The violence flared in the
townships around the southern coastal city on Thursday night, copying
the pattern of attacks and looting that began in Johannesburg on 10
May. By Friday afternoon nearly 600 refugees were at the Milnerton
Police Station and Killarney Race Track, suburbs northeast of the city,
waiting to be moved to community halls and churches where they would
spend the night.
"Last night they came to take our things.

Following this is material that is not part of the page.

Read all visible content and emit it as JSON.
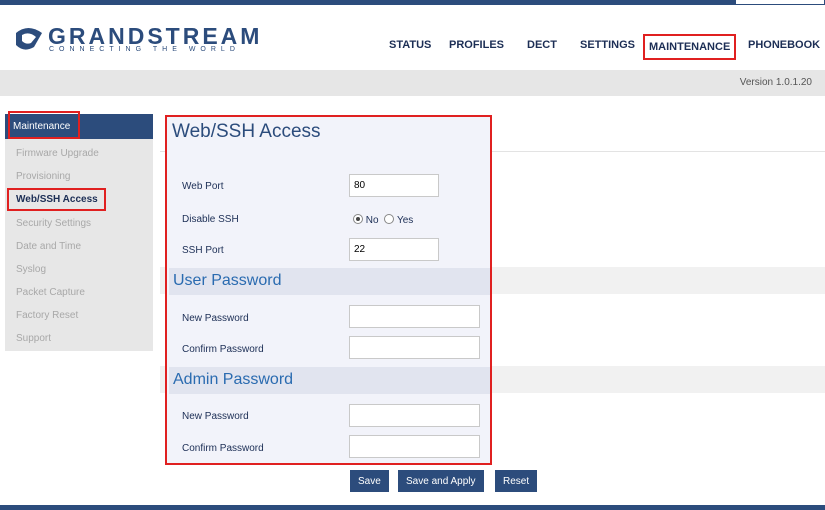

Tonight there will be killing," Pascal Ndikumana, a Burundian security
guard who has lived in Cape Town for 18 months, told IRIN at the
Milnerton police station.
People were begging officers to
return to the townships with them to fetch their things before it was
"too late." "There are a few who want to go back and we assist where we
can, but most don’t want to go," said Inspector Daphne Dell. "Things
are still very tense," she added.
Julien Mafuta, a travel
consultant from the Republic of Congo, has lived in the racially mixed
township of Phoenix, northeast of the city, for over 11 years with his
two children. "We don’t know what we'll do. I feel like something major
can happen here. From what I've seen, it looks like many lives could be
lost."
The looting continued all day on Friday in the
townships of Du Noon, Masiphumelele, Khayelitsha, Lwandle, Macassar,
Mitchells Plain, Nyanga, and Ocean View. By late Friday night it had
reached downtown Cape Town, South Africa’s tourism-rich second city.
Many
of the displaced IRIN spoke to complained of a poor police response to
the violence. "Since the weekend we all heard this was going to happen,
but no measures were taken to avoid it," Mafuta said.
Several
people from Du Noon said that locals and foreigners alike had been
instructed by the police to attend a meeting on Thursday evening in the
township, but that there was no clear reason for the gathering and
people left angry. At 10pm the looting of Somali shops began.
Outbreaks
of xenophobic violence are not a new phenomenon in Cape Town. In 2006,
over a period of three months, 29 of the city's population of 4,000
Somalis were killed in xenophobic attacks, according to a spokesperson
for the Somali refugee community. The police dispute the figure and
claim only 10 Somalis were killed, and that this was a result of crime
and not xenophobia.
The governments of Mozambique and Zimbabwe
have begun the "voluntary repatriation" of their citizens from South
Africa, in the wake of the ongoing violence that police say has claimed
42 lives, displaced more than 16,000 people and led to 400 arrests.
In
a press conference on Friday, Western Cape Premier Ebrahim Rasool,
Police Commissioner Mzwandile Petros and Community Safety Minister
Leonard Ramatlakane all condemned the attacks and said the army was on
stand-by. However, Rasool and Petros maintained they were confident the
police had the situation under control, and insisted the unrest was a
result of "looting and common criminals".